ITV saw revenue rise 6% across the first nine months of the year to £2.3bn, slightly behind the level of growth reported at the half year as growth in studios slowed. However, overall performance remains in line with management's expectations.
The shares fell 3.5% in early trading.
New CEO Carolyn McCall has set out her vision for ITV to be 'more than just TV'. That means strengthening the production business and exploring new direct to consumer opportunities.
However, her changes represent a 'refresh not a reboot'.
Much has already been done to transform ITV. A string of bolt-on acquisitions has bolstered ITV Studios, which makes and sells programmes such as The Voice and Hell's Kitchen. More deals are likely.
ITV itself has been mooted as a potential target. The obvious buyer is Liberty Global. It already owns 10% of ITV's shares and will have extra firepower once the EUR18bn deal to sell its European cable assets to Vodafone completes. However, Liberty has distanced itself from such a move.
The growth of the Studios business means ITV is less exposed to UK advertising trends than it once was. However, a big chunk of profit still comes from selling advertising space, and Brexit-induced doubts mean ITV's customers are tightening the purse strings.
Another challenge is how to adapt to a changing technological landscape. ITV remains the biggest commercial venue to draw in a mass audience, but viewing habits are moving towards a more on-demand set up.
This brings the group into competition with Amazon and Netflix, two rivals with significantly bigger budgets. That probably explains why McCall will be investing in data analytics, insight and technology rather than stretching the content budget much past £1bn. It's hoped those investments will be covered by the £35-40m of cost savings ITV is now targeting within 3 years.
ITV will also be building its direct to consumer business. Think in-show voting, pay-per-view, and merchandise. A sensible idea, but probably not one that will move the dial anytime soon.
The shares have dropped to 10.2 times expected earnings, around 21.5% below the historic average. While the challenge presented by Amazon and Netflix is huge, we think ITV is doing the right things, given the resource available.
Advertising conditions will likely become more favourable in the future. The cash generative business model supports plans to at least maintain the dividend in the coming years, currently a 5.3% prospective yield. Those who back ITV to find its niche in this turbulent market should at least be paid for their patience.

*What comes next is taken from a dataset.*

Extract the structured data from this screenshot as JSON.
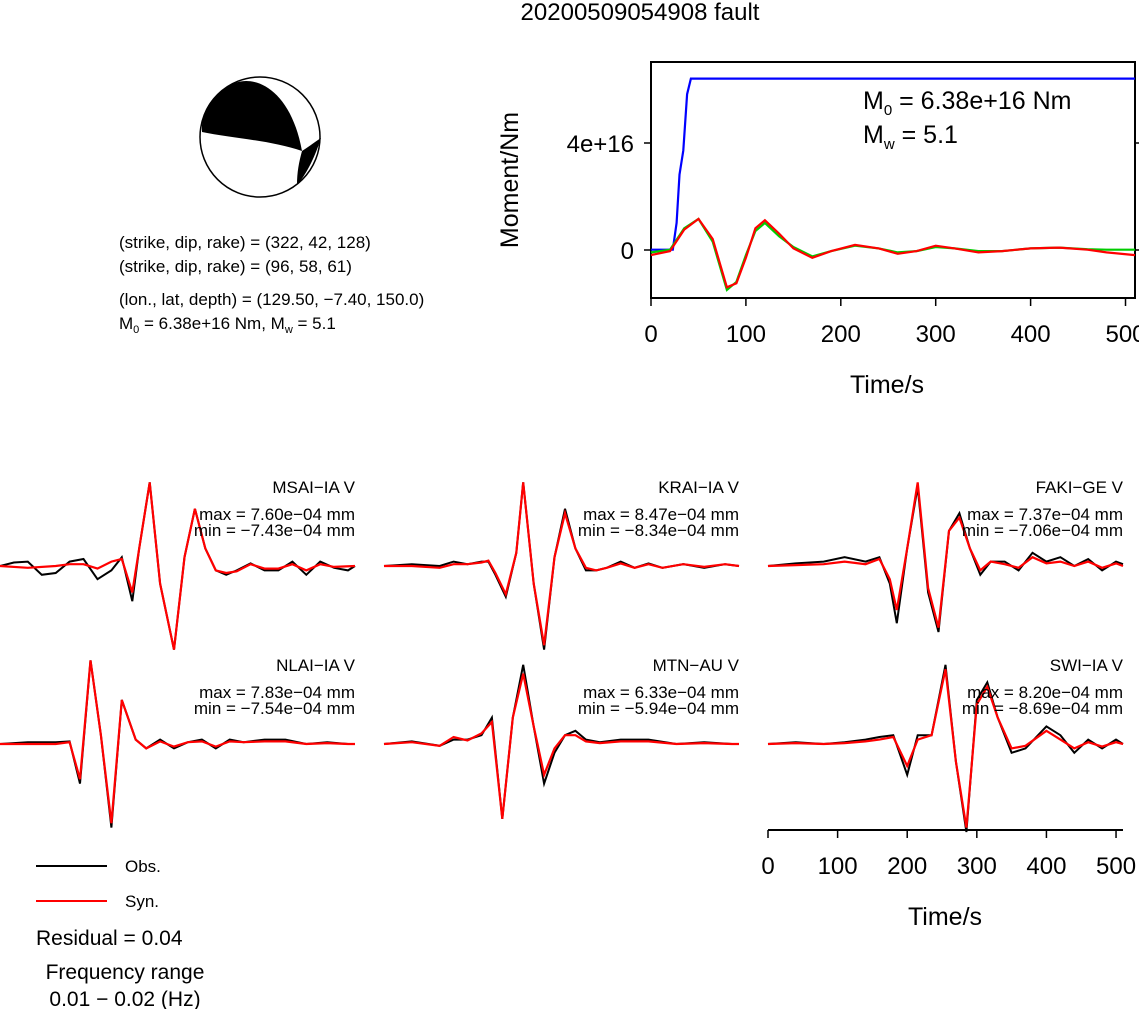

Third Quarter Trading Update
Total ITV viewing rose 5% to 12.7bn hours in the first nine months of the year. The group's share of viewing rose 9% to 23.3%.
ITV Broadcast & Online posted revenues of £1.5bn in the period, up 2%, thanks to a 43% increase in online revenue. That reflects a 37% increase in time spent viewing the ITV Hub and 4% increase in total viewing time across all ITV products. Total advertising revenue is expected to be flat for the year as a whole, as the uncertain economic environment dents advertising demand.
ITV Studios saw revenue rise 10% in the first three quarters, with organic revenue up 7%. Full year organic revenue growth is expected to be about 3%, due to the lack of a Hell's Kitchen in 2018, and delayed delivery of Snowpiercer.
Net debt increased 2.9% from the half year to £1.1bn.